Private versus government astronauts

Axiom's missions aim to offer flights to the International Space Station to anyone who can afford a ticket. The two previous Axiom missions - conducted in 2022 and 2023 - have carried a mix of wealthy businesspeople and astronauts whose governments paid for their seats.

Thursday's flight is the first Axiom mission where a government or space agency has purchased all the seats. In addition, each customer has a background as a military pilot, a profession in which many astronauts have entered.

SpaceX launches the first Turkish astronaut aboard a private European space mission

The European Space Agency and the Swedish National Space Agency arranged Wandt's ticket. The Italian Air Force paid for Villadei's, and the Turkish government paid Gezeravcı's rate.

"I would like to underline how remarkably well prepared they are based on their background as military pilots with many, many years of operational experience," López-Alegría said at a news conference in December. "Very similar to some of the crews I was able to train with when I was a NASA astronaut."

The Axiom and SpaceX flights provide an alternate route to space for citizens and astronauts from countries that are not part of the routine crew rotation aboard the International Space Station, where crews are rotated approximately every six months. NASA has a separate deal - worth about $5 billion - with SpaceX for the flights that support these crew changes, and the space agency's hand selects which astronauts fly.

Axiom, on the other hand, organizes flights to the space station that last only a few weeks. Any individual or country can apply, and seats have been sold for $55 million each. (An Axiom executive declined to comment on pricing for this mission.)

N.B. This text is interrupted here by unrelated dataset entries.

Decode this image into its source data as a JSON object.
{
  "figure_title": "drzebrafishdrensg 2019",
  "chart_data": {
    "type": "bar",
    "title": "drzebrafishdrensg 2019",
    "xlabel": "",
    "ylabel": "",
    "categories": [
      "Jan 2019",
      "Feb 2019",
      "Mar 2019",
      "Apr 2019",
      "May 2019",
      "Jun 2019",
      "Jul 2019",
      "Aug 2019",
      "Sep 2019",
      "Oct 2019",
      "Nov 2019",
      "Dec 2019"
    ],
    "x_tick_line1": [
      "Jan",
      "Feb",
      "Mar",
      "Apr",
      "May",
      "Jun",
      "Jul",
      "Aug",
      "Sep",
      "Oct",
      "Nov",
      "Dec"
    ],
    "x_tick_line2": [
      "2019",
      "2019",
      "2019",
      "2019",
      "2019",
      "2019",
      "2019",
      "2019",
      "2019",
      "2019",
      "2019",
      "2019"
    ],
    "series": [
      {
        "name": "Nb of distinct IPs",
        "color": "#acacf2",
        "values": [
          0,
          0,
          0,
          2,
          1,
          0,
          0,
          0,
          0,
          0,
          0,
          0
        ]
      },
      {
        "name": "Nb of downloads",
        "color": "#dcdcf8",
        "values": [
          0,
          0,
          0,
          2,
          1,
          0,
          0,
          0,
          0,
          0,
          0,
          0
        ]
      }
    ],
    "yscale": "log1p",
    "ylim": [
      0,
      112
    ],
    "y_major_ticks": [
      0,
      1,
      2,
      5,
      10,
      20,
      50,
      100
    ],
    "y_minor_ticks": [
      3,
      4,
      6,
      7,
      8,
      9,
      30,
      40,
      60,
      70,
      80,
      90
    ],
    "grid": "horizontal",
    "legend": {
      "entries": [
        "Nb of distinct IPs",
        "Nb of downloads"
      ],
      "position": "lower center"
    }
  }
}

Although ESA has agreements with NASA to fly European astronauts as part of the space station crew's normal rotation, this mission gave ESA the opportunity to secure an extra seat and commit some of its research to this short flight to add.

"This is also a first step for the European Space Agency to see how we can move into the post-ISS era," said Frank De Winne, head of ESA's European Astronaut Center in Cologne, Germany. "The ISS will come to an end one day."

The business model laid out by Axiom - founded by CEO Michael Suffredini, a former ISS program manager at NASA - is in line with the US space agency's current ethos for space exploration, which includes pushing private industry to invest in spaceflight and ultimately to develop a commercial space. station that could replace the aging International Space Station. The latter has been active for more than twenty years and could be decommissioned as early as 2030.

Axiom is one of many companies planning to eventually build its own private space station.

Research in space

The Axiom-3 crew is expected to spend 14 days on the space station, along with the seven astronauts already on board the laboratory.

The group will have "a full research suite, more than 30 experiments," Axiom President Matt Ondler said during a December news briefing about the mission. "The crew will be constantly engaged in experiments and research programs. In fact, we had more research than we could fit into the mission, which I think is a good example of how much demand there is."

The science includes research that will investigate how astronauts can predict whether they are at risk for motion sickness in space, studying lightning at the tops of clouds, testing for proteins linked to neurogenerative diseases such as Alzheimer's, and an experiment that will investigate how genetically edited plants respond in microgravity.